発達障害「圧倒的な切実さとリアリティー」現在進行形の魂の叫び…中島栄子さん「モルヒネ」九州戯曲賞大賞
発達障害を巡る主人公とその家族の葛藤を描いた戯曲「モルヒネ」が12月、福岡市で初上演される。第10回九州戯曲賞で、自作の上演経験がない中島栄子さん(46)(福岡県宗像市)が異例の大賞を受賞した作品だ。実体験に基づく物語は「圧倒的な切実さとリアリティーがある」と評され、最終審査で劇団の主宰者ら実力派の候補を退けた。(井上裕介) 【写真】演出を担当した木村さん
「待っとかんね!」
「待てんっちゃ! ここに祭壇持ってこないかんのよ。お母さん、もうどうなるかわからんのに! 今せんと、間に合わんやろ」
主人公の広瀬貴実子に強い口調でとがめられた父は動かず、また繰り返す。
「待っとかんね、て!」
今月上旬、福岡市東区のなみきスクエアの練習室で、演者たちの声が響いた。臨終が迫る母の葬儀の段取りを考える貴実子が、自宅の仏間で物を散らかしたままの父と言い合うシーンだ。
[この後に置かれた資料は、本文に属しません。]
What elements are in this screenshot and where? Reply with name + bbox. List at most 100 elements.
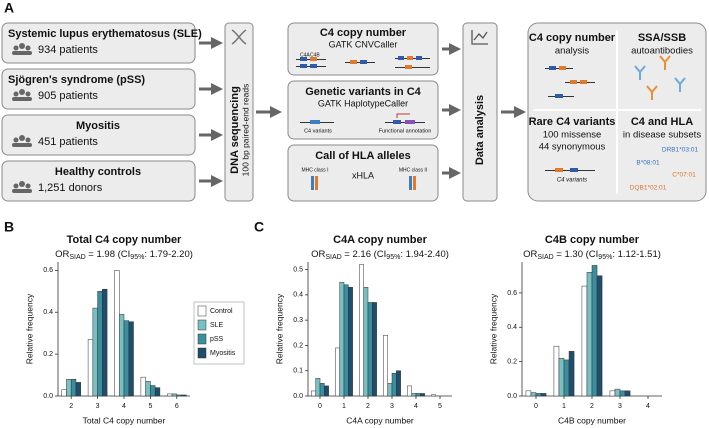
y-tick-label: 0.0: [507, 393, 517, 400]
bar: [563, 359, 570, 397]
people-icon: [12, 43, 32, 55]
method-box: [287, 80, 439, 140]
bar: [66, 379, 72, 397]
cohort-box: [1, 160, 196, 202]
chart-title: C4B copy number: [545, 234, 640, 246]
legend-swatch: [197, 319, 207, 331]
panel-label: C: [254, 219, 264, 235]
bar: [181, 394, 187, 397]
cohort-count: 451 patients: [38, 136, 98, 148]
analysis-title: Data analysis: [474, 95, 486, 165]
variant-icon: [300, 113, 425, 124]
people-icon: [12, 89, 32, 101]
y-tick-label: 0.4: [507, 324, 517, 331]
x-tick-label: 0: [318, 403, 322, 410]
panel-label: A: [4, 0, 14, 16]
bar: [87, 339, 94, 397]
subtitle-part: OR: [523, 249, 537, 260]
x-tick-label: 3: [390, 403, 394, 410]
people-icon: [12, 181, 32, 193]
bar: [128, 321, 134, 397]
result-text: C4 variants: [557, 178, 587, 184]
bar: [339, 281, 345, 397]
cohort-name: Sjögren's syndrome (pSS): [8, 74, 145, 86]
subtitle-part: : 1.79-2.20): [144, 249, 193, 260]
legend-swatch: [197, 347, 207, 359]
bar: [581, 285, 588, 397]
x-tick-label: 4: [646, 403, 650, 410]
legend-swatch: [197, 333, 207, 345]
x-axis-label: Total C4 copy number: [83, 415, 166, 425]
y-tick-label: 0.2: [43, 351, 53, 358]
variant-label: Functional annotation: [379, 128, 432, 134]
cohort-box: [1, 114, 196, 156]
y-tick-label: 0.3: [293, 317, 303, 324]
y-tick-label: 0.4: [293, 292, 303, 299]
subtitle-part: 95%: [598, 254, 612, 261]
legend-swatch: [197, 305, 207, 317]
bar: [596, 275, 603, 397]
bar: [530, 392, 537, 397]
result-text: 100 missense: [543, 130, 602, 141]
legend-label: pSS: [210, 336, 224, 343]
bar: [92, 307, 98, 397]
bar: [123, 320, 130, 397]
x-tick-label: 2: [590, 403, 594, 410]
bar: [315, 378, 321, 397]
arrows: [199, 37, 526, 187]
bar: [614, 388, 621, 397]
bar: [97, 291, 103, 397]
x-tick-label: 2: [69, 403, 73, 410]
method-tool: xHLA: [352, 170, 374, 180]
variant-label: C4 variants: [304, 128, 332, 134]
bar: [415, 393, 421, 397]
y-tick-label: 0.5: [293, 266, 303, 273]
bar: [396, 370, 401, 397]
subtitle-part: 95%: [386, 254, 400, 261]
subtitle-part: SIAD: [537, 254, 553, 261]
bar: [609, 390, 616, 397]
x-tick-label: 4: [414, 403, 418, 410]
result-title: C4 and HLA: [631, 116, 693, 128]
bar: [624, 390, 631, 397]
bar: [171, 393, 178, 397]
y-tick-label: 0.2: [293, 342, 303, 349]
result-text: 44 synonymous: [539, 142, 606, 153]
cohort-count: 905 patients: [38, 90, 98, 102]
cohort-box: [1, 22, 196, 64]
bar: [411, 393, 417, 397]
cohort-count: 1,251 donors: [38, 182, 103, 194]
subtitle-part: OR: [311, 249, 325, 260]
bar: [114, 270, 120, 397]
y-tick-label: 0.0: [43, 393, 53, 400]
bar: [335, 347, 340, 397]
subtitle-part: = 2.16 (CI: [342, 249, 387, 260]
x-tick-label: 4: [122, 403, 126, 410]
sequencing-box: [224, 22, 254, 202]
x-axis-label: C4B copy number: [558, 415, 626, 425]
antibody-icons: [634, 55, 686, 100]
subtitle-part: = 1.30 (CI: [554, 249, 599, 260]
variant-icon: [545, 168, 595, 172]
subtitle-part: : 1.94-2.40): [400, 249, 449, 260]
chart-subtitle: ORSIAD = 1.98 (CI95%: 1.79-2.20): [55, 249, 193, 262]
cohort-name: Healthy controls: [55, 166, 141, 178]
bar: [140, 376, 146, 397]
x-axis-label: C4A copy number: [346, 415, 414, 425]
method-box: [287, 22, 439, 76]
y-tick-label: 0.6: [507, 290, 517, 297]
cnv-icon: [545, 66, 595, 98]
bar: [176, 394, 182, 397]
mhc-icon: [311, 176, 416, 190]
bar: [118, 314, 125, 397]
x-tick-label: 3: [96, 403, 100, 410]
method-title: Call of HLA alleles: [315, 150, 411, 162]
panel-label: B: [4, 219, 14, 235]
bar: [540, 393, 547, 397]
mhc-label: MHC class II: [399, 167, 427, 173]
y-tick-label: 0.1: [293, 368, 303, 375]
subtitle-part: : 1.12-1.51): [612, 249, 661, 260]
bar: [343, 284, 349, 397]
bar: [102, 288, 108, 397]
result-title: Rare C4 variants: [529, 116, 616, 128]
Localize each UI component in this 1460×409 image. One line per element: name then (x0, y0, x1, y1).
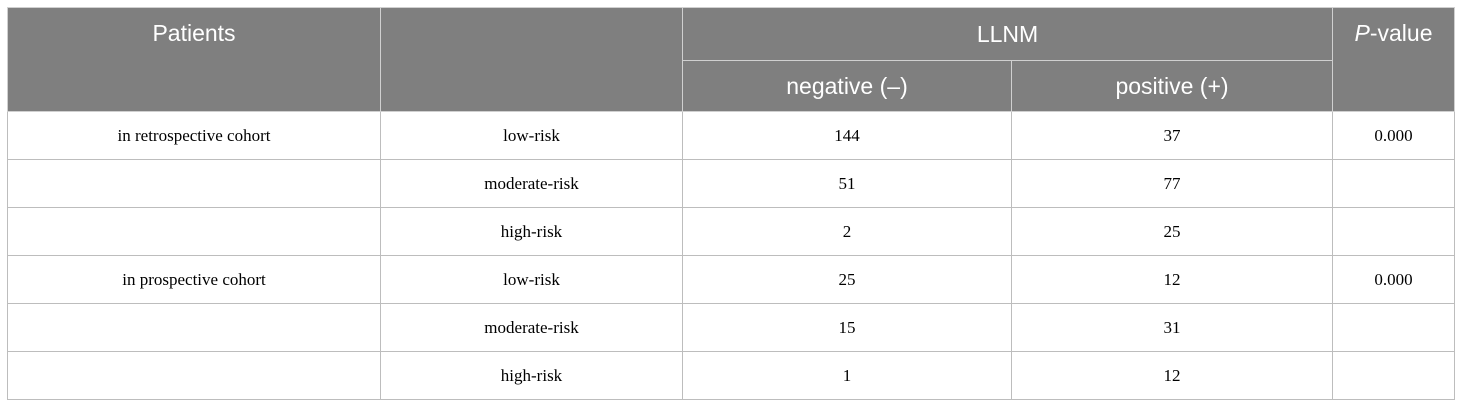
cell-negative: 144 (682, 111, 1012, 160)
cell-p-value: 0.000 (1332, 255, 1456, 304)
cell-p-value: 0.000 (1332, 111, 1456, 160)
cell-p-value (1332, 351, 1456, 400)
cell-p-value (1332, 303, 1456, 352)
table-row: in prospective cohort low-risk 25 12 0.0… (7, 255, 1456, 304)
table-row: high-risk 1 12 (7, 351, 1456, 400)
cell-risk: moderate-risk (380, 159, 683, 208)
header-positive: positive (+) (1010, 60, 1334, 112)
header-group (380, 7, 683, 112)
cell-risk: low-risk (380, 111, 683, 160)
header-p-value-italic: P (1354, 20, 1370, 46)
table-row: moderate-risk 15 31 (7, 303, 1456, 352)
cell-positive: 25 (1010, 207, 1334, 256)
cell-risk: high-risk (380, 351, 683, 400)
header-llnm: LLNM (681, 7, 1334, 61)
cell-negative: 2 (682, 207, 1012, 256)
cell-positive: 12 (1010, 255, 1334, 304)
cell-positive: 31 (1010, 303, 1334, 352)
cell-risk: moderate-risk (380, 303, 683, 352)
header-negative: negative (–) (682, 60, 1012, 112)
cell-negative: 15 (682, 303, 1012, 352)
table-row: moderate-risk 51 77 (7, 159, 1456, 208)
cell-cohort (7, 207, 381, 256)
cell-negative: 1 (682, 351, 1012, 400)
cell-positive: 77 (1010, 159, 1334, 208)
cell-cohort: in retrospective cohort (7, 111, 381, 160)
header-patients: Patients (7, 7, 381, 112)
cell-cohort (7, 351, 381, 400)
cell-p-value (1332, 207, 1456, 256)
cell-cohort (7, 159, 381, 208)
cell-p-value (1332, 159, 1456, 208)
header-p-value-rest: -value (1369, 20, 1433, 46)
header-p-value: P-value (1332, 7, 1456, 112)
table-row: in retrospective cohort low-risk 144 37 … (7, 111, 1456, 160)
cell-positive: 12 (1010, 351, 1334, 400)
cell-positive: 37 (1010, 111, 1334, 160)
cell-cohort (7, 303, 381, 352)
cell-negative: 25 (682, 255, 1012, 304)
cell-negative: 51 (682, 159, 1012, 208)
cell-risk: high-risk (380, 207, 683, 256)
llnm-risk-table: Patients LLNM P-value negative (–) posit… (7, 7, 1456, 400)
cell-cohort: in prospective cohort (7, 255, 381, 304)
table-row: high-risk 2 25 (7, 207, 1456, 256)
cell-risk: low-risk (380, 255, 683, 304)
人の気持ちや場の空気を察することが苦手で、約束を守らない父。連鎖するように自身の仕事や恋愛も行き詰まっていく貴実子の生き方は、中島さんそのものだ。大学卒業後、保険会社や飲食店、仏壇店などで働いたが、お金を数えることが苦手で、人間関係もうまくいかなかった。病院で、父と同様に発達障害と診断された。
「自分の人生って何だろうって。私みたいな人もいる。そういうものを書きたいと思った。福祉の手が届かないところで闘い、助けられなかった人たちの話を」と中島さんは振り返る。
貴実子が仏前で亡き祖父や、苦痛を緩和するモルヒネを投与されて意識がもうろうとする母を相手に語りかける場面はモノローグとなり、生前には聞けなかったことを盛り込んだ。こうして書くうちに「今を必死に生きる私と同じような境遇の人に届けたいという思いが生まれてきた」という。
2022年6月に行われた九州戯曲賞の最終審査では、「生涯に一度書かなければならないものとして理解できる」「描かれた世界の本物の手触りに驚愕した」などと高く評価された。他に残った候補は、各地で公演を重ねる劇団の中心人物で作劇技法に優れていたが、粗削りな部分もある中島さんの作品が、訴求力で上回ったのだ。